“Father” Bill

An article in today’s Pitt News has some misleading information.  In the section addressing Lent, "Father" Bill Hausen, of Christ Hope Church, is quoted. Hausen broke away from the Catholic Church in 2004. He has been excommunicated and is no longer longer recognized as a priest by the Church, the sacraments he offers are not valid, and attending services at Christ Hope does not satisfy one’s Sabbath obligation.

Comments 6

  1. Tom Smith wrote:

    Actually, most of his sacraments are valid. Most likely, his absolutions are invalid and his marriages null, but, other than that, his sacraments are genuine.

    Posted 15 Apr 2006 at 11:53 am
  2. Funky Dung wrote:

    1) I strongly suspect that he’s monkeyed with the liturgy in such a way that he no longer confects the Eicharist.

    2) Doesn’t the fact that he offers the Eucharist to anyone who comes affect things in any way?

    Posted 15 Apr 2006 at 2:09 pm
  3. edey wrote:

    how does him being in heresy affect marriages? the operators of the marriage are the couple themselves (i think). the couple gives the Sacrament to each other, so even if you have a bogus priest, would that affect Sacramentality?? granted, you might need a dispensation…
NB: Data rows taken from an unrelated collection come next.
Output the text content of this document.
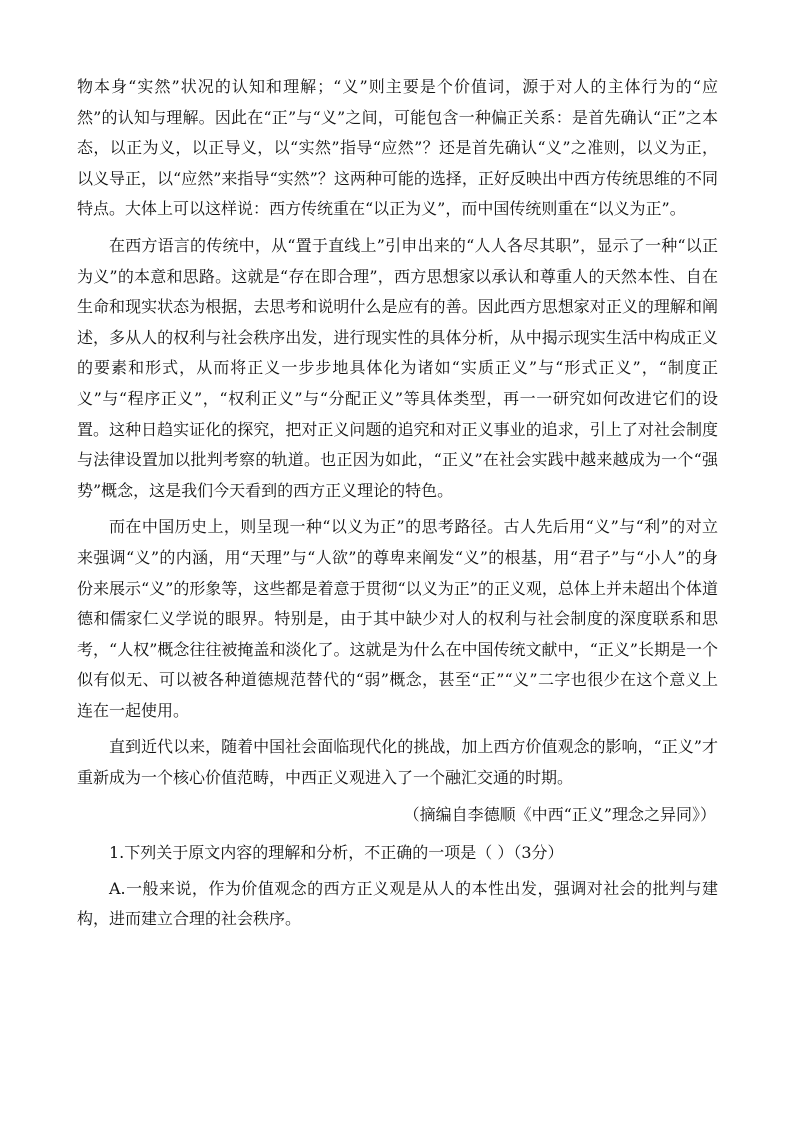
物本身“实然”状况的认知和理解；“义”则主要是个价值词，源于对人的主体行为的“应然”的认知与理解。因此在“正”与“义”之间，可能包含一种偏正关系：是首先确认“正”之本态，以正为义，以正导义，以“实然”指导“应然”？还是首先确认“义”之准则，以义为正，以义导正，以“应然”来指导“实然”？这两种可能的选择，正好反映出中西方传统思维的不同特点。大体上可以这样说：西方传统重在“以正为义”，而中国传统则重在“以义为正”。

在西方语言的传统中，从“置于直线上”引申出来的“人人各尽其职”，显示了一种“以正为义”的本意和思路。这就是“存在即合理”，西方思想家以承认和尊重人的天然本性、自在生命和现实状态为根据，去思考和说明什么是应有的善。因此西方思想家对正义的理解和阐述，多从人的权利与社会秩序出发，进行现实性的具体分析，从中揭示现实生活中构成正义的要素和形式，从而将正义一步步地具体化为诸如“实质正义”与“形式正义”，“制度正义”与“程序正义”，“权利正义”与“分配正义”等具体类型，再一一研究如何改进它们的设置。这种日趋实证化的探究，把对正义问题的追究和对正义事业的追求，引上了对社会制度与法律设置加以批判考察的轨道。也正因为如此，“正义”在社会实践中越来越成为一个“强势”概念，这是我们今天看到的西方正义理论的特色。

而在中国历史上，则呈现一种“以义为正”的思考路径。古人先后用“义”与“利”的对立来强调“义”的内涵，用“天理”与“人欲”的尊卑来阐发“义”的根基，用“君子”与“小人”的身份来展示“义”的形象等，这些都是着意于贯彻“以义为正”的正义观，总体上并未超出个体道德和儒家仁义学说的眼界。特别是，由于其中缺少对人的权利与社会制度的深度联系和思考，“人权”概念往往被掩盖和淡化了。这就是为什么在中国传统文献中，“正义”长期是一个似有似无、可以被各种道德规范替代的“弱”概念，甚至“正”“义”二字也很少在这个意义上连在一起使用。

直到近代以来，随着中国社会面临现代化的挑战，加上西方价值观念的影响，“正义”才重新成为一个核心价值范畴，中西正义观进入了一个融汇交通的时期。

（摘编自李德顺《中西“正义”理念之异同》）

1.下列关于原文内容的理解和分析，不正确的一项是（ ）（3分）

A.一般来说，作为价值观念的西方正义观是从人的本性出发，强调对社会的批判与建构，进而建立合理的社会秩序。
    Posted 15 Apr 2006 at 2:44 pm
  4. Funky Dung wrote:

    You cannot licitly marry outside of the Church without dispensation. I don’t think the Church is likely to grant dispensation to be married by an excommunicated priest. Without the dispensation, the marriage is illicit and the sacrament invalid.
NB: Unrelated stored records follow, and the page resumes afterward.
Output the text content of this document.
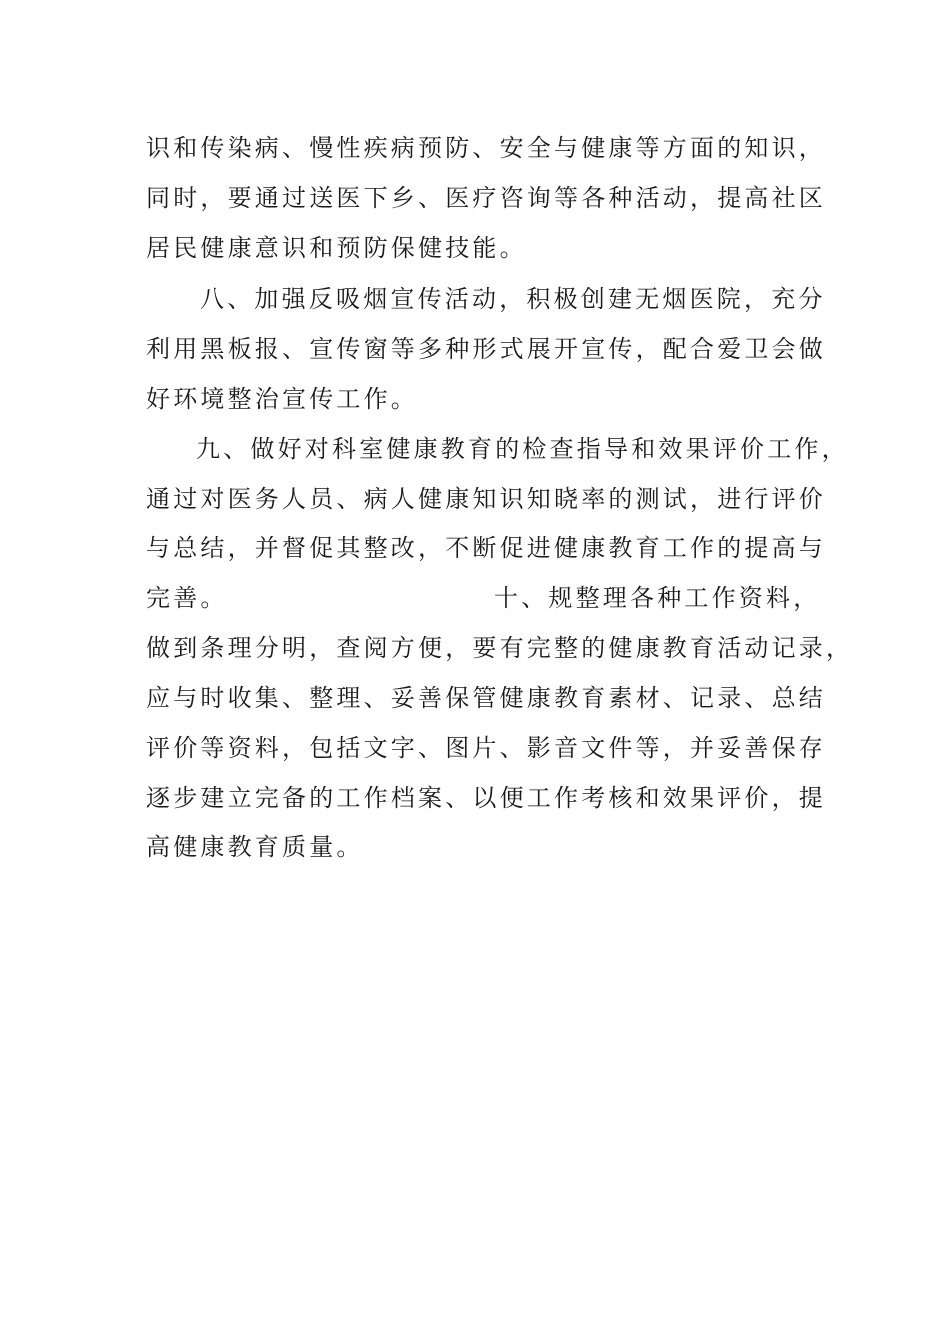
识和传染病、慢性疾病预防、安全与健康等方面的知识，
同时，要通过送医下乡、医疗咨询等各种活动，提高社区
居民健康意识和预防保健技能。
八、加强反吸烟宣传活动，积极创建无烟医院，充分
利用黑板报、宣传窗等多种形式展开宣传，配合爱卫会做
好环境整治宣传工作。
九、做好对科室健康教育的检查指导和效果评价工作，
通过对医务人员、病人健康知识知晓率的测试，进行评价
与总结，并督促其整改，不断促进健康教育工作的提高与
完善。	十、规整理各种工作资料，
做到条理分明，查阅方便，要有完整的健康教育活动记录，
应与时收集、整理、妥善保管健康教育素材、记录、总结
评价等资料，包括文字、图片、影音文件等，并妥善保存
逐步建立完备的工作档案、以便工作考核和效果评价，提
高健康教育质量。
    Posted 15 Apr 2006 at 2:47 pm
  5. edey wrote:

    but why is it ok to get married by a heretic in one sense (protestant) but not another (excommunicated priest)? why can you get a dispensation in one case but not the other?

    Posted 16 Apr 2006 at 2:20 am
  6. Tom Smith wrote:

    As regards the Eucharist — his liturgical playing wouldn’t change a thing, as long as he says the consecration and has intent (intent, not necessarily, to specifically cause a transmutation of the elements and offer a sacrifice, but to do as the Church does). So the default answer is that a priest’s Mass is valid as long as he doesn’t actively change his intent. Also, open communion doesn’t have anything to do with sacramental validity — it’s not as though the Eucharist reverts to bread and wine when it touches the lips of an unbeliever. The classic demonstration of this concept is an imaginary situation in which a priest, while distributing communion, drops a Host on the floor, and a dog runs over and eats it. Did the dog receive the Eucharist? Yes — the transformation being already accomplished, there is nothing to stop the dog from receiving the Body of Christ.